Nur einige Gefangene blieben verschont, überlebten die NS-Zeit. Aus Angst vor Zeugenaussagen wurden noch in der Nacht vom 22. zum 23. April 1945 sechzehn Häftlinge ermordet. So Klaus Bonhoeffer, der ältere Bruder Dietrich Bonhoeffers und der Dichter Albrecht Haushofer, neben dessen Totenbett die im Gefängnis entstanden Moabiter Sonette gefunden worden.
Eine Berliner Mauer bleibt stehen
Nach dem Fall der Berliner Mauer lag das Gelände um den damaligen Lehrter Bahnhof und Moabit plötzlich in der Mitte der Stadt. Man plante den Tiergartentunnel durch die Ruinen des ehemaligen Zellengefängnisses zu bauen. Mittlerweile hatte hier das Tiefbauamt sein Lager. Somit wäre das gesamte historische Areal überbaut worden. Nach heftigen Diskussionen und öffentlichem Druck, die Spuren der Geschichte im Berliner Stadtbild nicht flächendeckend zu beseitigen, wurde die Planung des Tunnels geändert. Somit blieben die Gefängnismauern des Zellengefängnisses bestehen, während die Berliner Mauer weitgehend abgerissen wurde und im Stadtbild nicht mehr sichtbar war.
Nun kann man sich vielleicht sagen, dass man sich Angenehmeres vorstellen kann, als über ein Gelände zu spazieren, wo solche Schrecken und unsagbaren menschlichen Tragödien geschehen sind. Es kommt dennoch auf einen Versuch an. Denn ich finde, das Konzept, die Vergangenheit des Ortes durch architektonische und gärtengestaltende Elemente wach zu halten, ist sehr gelungen.
Durch weit auseinander liegende räumlich enge Pforten gelangt man auf das Gelände.

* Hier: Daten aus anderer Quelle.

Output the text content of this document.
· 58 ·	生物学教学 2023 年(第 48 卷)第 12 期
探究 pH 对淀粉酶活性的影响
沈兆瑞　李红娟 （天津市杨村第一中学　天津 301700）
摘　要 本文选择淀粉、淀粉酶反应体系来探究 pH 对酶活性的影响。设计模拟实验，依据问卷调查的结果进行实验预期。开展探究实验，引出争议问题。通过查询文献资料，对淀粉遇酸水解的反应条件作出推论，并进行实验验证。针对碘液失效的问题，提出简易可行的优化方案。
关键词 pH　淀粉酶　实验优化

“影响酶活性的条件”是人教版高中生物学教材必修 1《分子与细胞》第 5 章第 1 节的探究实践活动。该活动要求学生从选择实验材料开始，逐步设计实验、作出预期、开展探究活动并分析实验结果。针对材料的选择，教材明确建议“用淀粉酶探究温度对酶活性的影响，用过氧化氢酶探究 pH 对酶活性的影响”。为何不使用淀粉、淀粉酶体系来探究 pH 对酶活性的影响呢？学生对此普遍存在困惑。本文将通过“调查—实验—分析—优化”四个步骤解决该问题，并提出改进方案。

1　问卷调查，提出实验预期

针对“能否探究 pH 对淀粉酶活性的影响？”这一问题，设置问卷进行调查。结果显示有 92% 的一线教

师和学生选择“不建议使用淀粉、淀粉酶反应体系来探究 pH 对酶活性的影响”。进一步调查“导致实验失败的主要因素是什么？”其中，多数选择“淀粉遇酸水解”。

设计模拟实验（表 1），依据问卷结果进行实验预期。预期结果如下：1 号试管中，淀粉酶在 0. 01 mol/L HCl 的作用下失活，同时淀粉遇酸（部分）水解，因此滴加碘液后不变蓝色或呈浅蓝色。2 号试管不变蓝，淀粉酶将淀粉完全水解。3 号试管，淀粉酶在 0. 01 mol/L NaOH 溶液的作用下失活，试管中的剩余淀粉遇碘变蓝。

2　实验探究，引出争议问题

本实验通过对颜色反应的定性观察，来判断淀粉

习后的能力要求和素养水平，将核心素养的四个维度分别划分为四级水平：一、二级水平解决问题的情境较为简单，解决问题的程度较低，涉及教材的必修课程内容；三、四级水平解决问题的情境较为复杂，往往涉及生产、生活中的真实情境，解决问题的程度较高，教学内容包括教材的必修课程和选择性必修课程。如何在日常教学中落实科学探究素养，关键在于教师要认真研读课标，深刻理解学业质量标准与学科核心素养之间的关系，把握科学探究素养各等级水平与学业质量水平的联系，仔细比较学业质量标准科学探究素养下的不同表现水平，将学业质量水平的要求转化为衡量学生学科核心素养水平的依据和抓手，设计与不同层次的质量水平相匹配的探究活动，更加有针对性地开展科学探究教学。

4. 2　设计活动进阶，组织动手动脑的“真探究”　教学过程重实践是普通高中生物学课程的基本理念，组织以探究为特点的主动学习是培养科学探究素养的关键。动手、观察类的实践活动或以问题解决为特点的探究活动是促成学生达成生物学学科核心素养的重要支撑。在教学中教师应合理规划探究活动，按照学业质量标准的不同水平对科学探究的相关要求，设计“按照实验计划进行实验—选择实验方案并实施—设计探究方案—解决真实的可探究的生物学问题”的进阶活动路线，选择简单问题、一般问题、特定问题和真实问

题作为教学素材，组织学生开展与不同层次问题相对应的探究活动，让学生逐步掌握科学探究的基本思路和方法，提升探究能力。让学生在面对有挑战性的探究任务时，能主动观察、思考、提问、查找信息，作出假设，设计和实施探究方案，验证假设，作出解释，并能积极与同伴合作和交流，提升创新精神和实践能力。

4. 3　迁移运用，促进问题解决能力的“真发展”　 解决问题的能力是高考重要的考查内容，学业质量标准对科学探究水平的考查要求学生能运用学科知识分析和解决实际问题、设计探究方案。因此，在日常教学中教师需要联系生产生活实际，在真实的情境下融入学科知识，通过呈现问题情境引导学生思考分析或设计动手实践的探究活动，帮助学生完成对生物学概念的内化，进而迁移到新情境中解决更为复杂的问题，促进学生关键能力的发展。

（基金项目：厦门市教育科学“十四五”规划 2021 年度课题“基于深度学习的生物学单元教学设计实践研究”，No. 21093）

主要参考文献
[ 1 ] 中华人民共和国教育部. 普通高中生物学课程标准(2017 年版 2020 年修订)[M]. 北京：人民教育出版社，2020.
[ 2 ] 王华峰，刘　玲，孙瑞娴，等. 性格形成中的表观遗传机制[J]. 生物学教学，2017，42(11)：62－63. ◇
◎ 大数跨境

Hier eröffnet sich dem Besucher eine ziemlich grandiose Weite ungefähr eines Fußballfeldes. Man fühlt, man kann frei atmen. Auf dem Erdboden sind Gänge und Zellen des Gefängnisses durch Anordnung von Steinen und verschiedenartige Pflanzungen markiert. Ansteigende und absteigende Rasenflächen verdeutlichen die Räume, man muss dem allen aber nicht folgen, sondern kann einfach in den Himmel schauen.
Auf der Fläche des vierten Traktes verdeutlichen Hecken aus Hainbuchen Lage und Größe einzelner Zellen. Auch hier muss man nicht folgen, man kann auch auf den Kinderspielplatz gehen oder sich einfach auf eine Bank setzen.
Andererseits ist auch eine Haftzelle aus Beton nachgebaut. Man kann hineingehen. Sobald man darin ist, durch einen Schallschranke hindurch gegangen ist, erklingen Zeilen der Moabiter Sonette, die Albrecht Haushofer (1903-1945) in seiner Gefängniszeit 1944/45 hier verfasst hat. Von ihm ist auch das Zitat, dass in großen Buchstaben an die Gefängnismauer geschrieben ist und dessen Worte weithin leuchten. Man möchte näher herangehen, um zu verstehen, was er gemeint hat.
Ich finde, dass trotz der schweren historischen Bezüge der Park Erholung und Entspannung bietet. Überall schlängeln sich kleine Pfade aus Natursteinen und verschiedenartigste Pflanzen sind hier zu finden. Von allen Ecken bieten sich dem Betrachter andere Sichtwinkel, Perspektiven und Achsen. Vielleicht auch auf das eigene Leben.
Die Idee eines Geschichtsparks entstand um 1990. Umgesetzt wurde sie 2003 und 2006.